I don't think critics are supposed to mince words and tiippytoe around and say, well, gosh, she must be such a nice person but her stage presence, well, it's a bit bland. One has to use clear language to get across points -- and even reviews that, to me, are very clear are often misinterpreted -- and the shorter the space, the stronger the language.
I also think that, at its base, criticism is WRITING. It's meant to be read, not as a judgment delivered from on high, or a report from a doctor ("Bad news. it's cancer. I give you about a week," which could perhaps be better phrased) but the reaction of an individual, who, one hopes and expects, has seen more ballet than the one night he or she is reviewing, although that's not always the case these days. One may pull punches when writing about a student workshop, but it's not necessary to do so when writing about a major company.
I liked the asides. I viewed them as a way to get across an opinion using very few words, and those opinions are very consistent with Gottlieb's past writings (and, on those two particular dancers, of many others.)

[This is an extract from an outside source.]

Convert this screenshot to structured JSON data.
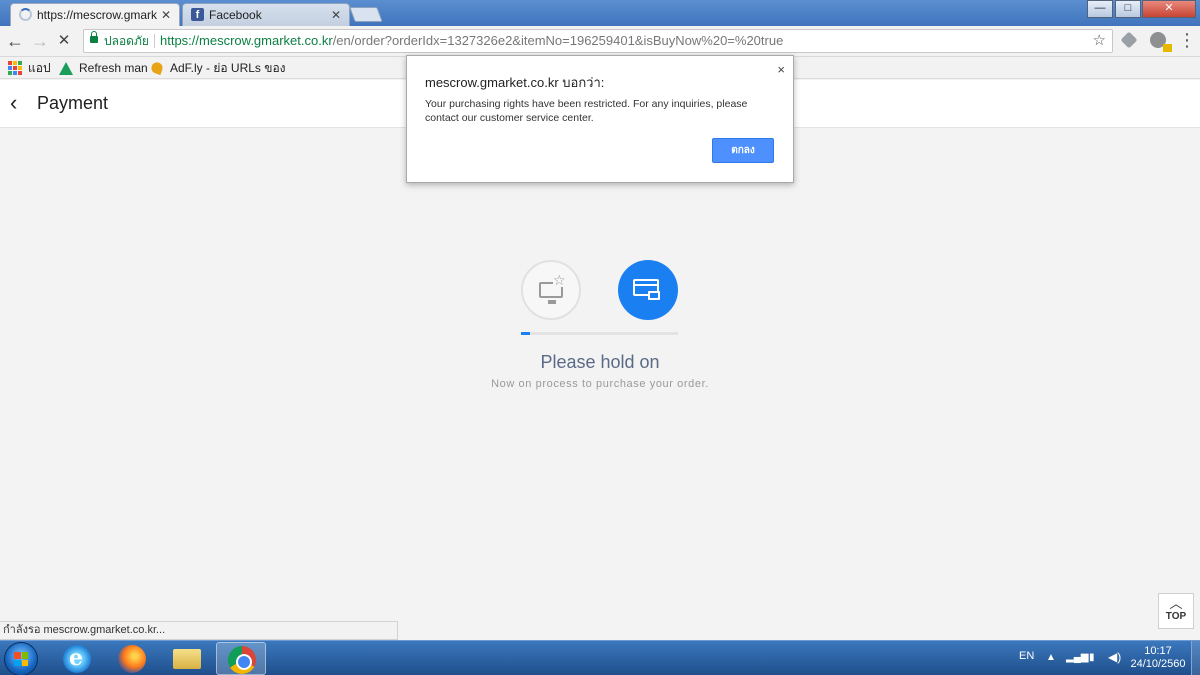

This is obviously a biased view from a critic, but I think critics have a right to get angry. If I were one of the British critics who'd watched the Royal Ballet grow from six girls in a church basement to the powerhouse it was in what Croce called "the high sixties" and had to watch what has been allowed to happen to it over the past two decades, I'd be foaming at the mouth more often than Crisp, I think. When you love something, it's very painful to see it destroyed. And it doesn't help a bit that those who didn't see the company during those high periods think that everything is just fine.
Michael, I can think of at least one other place where "who you know and who is pulling the strings will get you more mileage than it will here. Everything is political here." I think it can be worse in small places, where there's no alternative and no escape -- and no Observer, because all of the newspapers have been corrupted, too.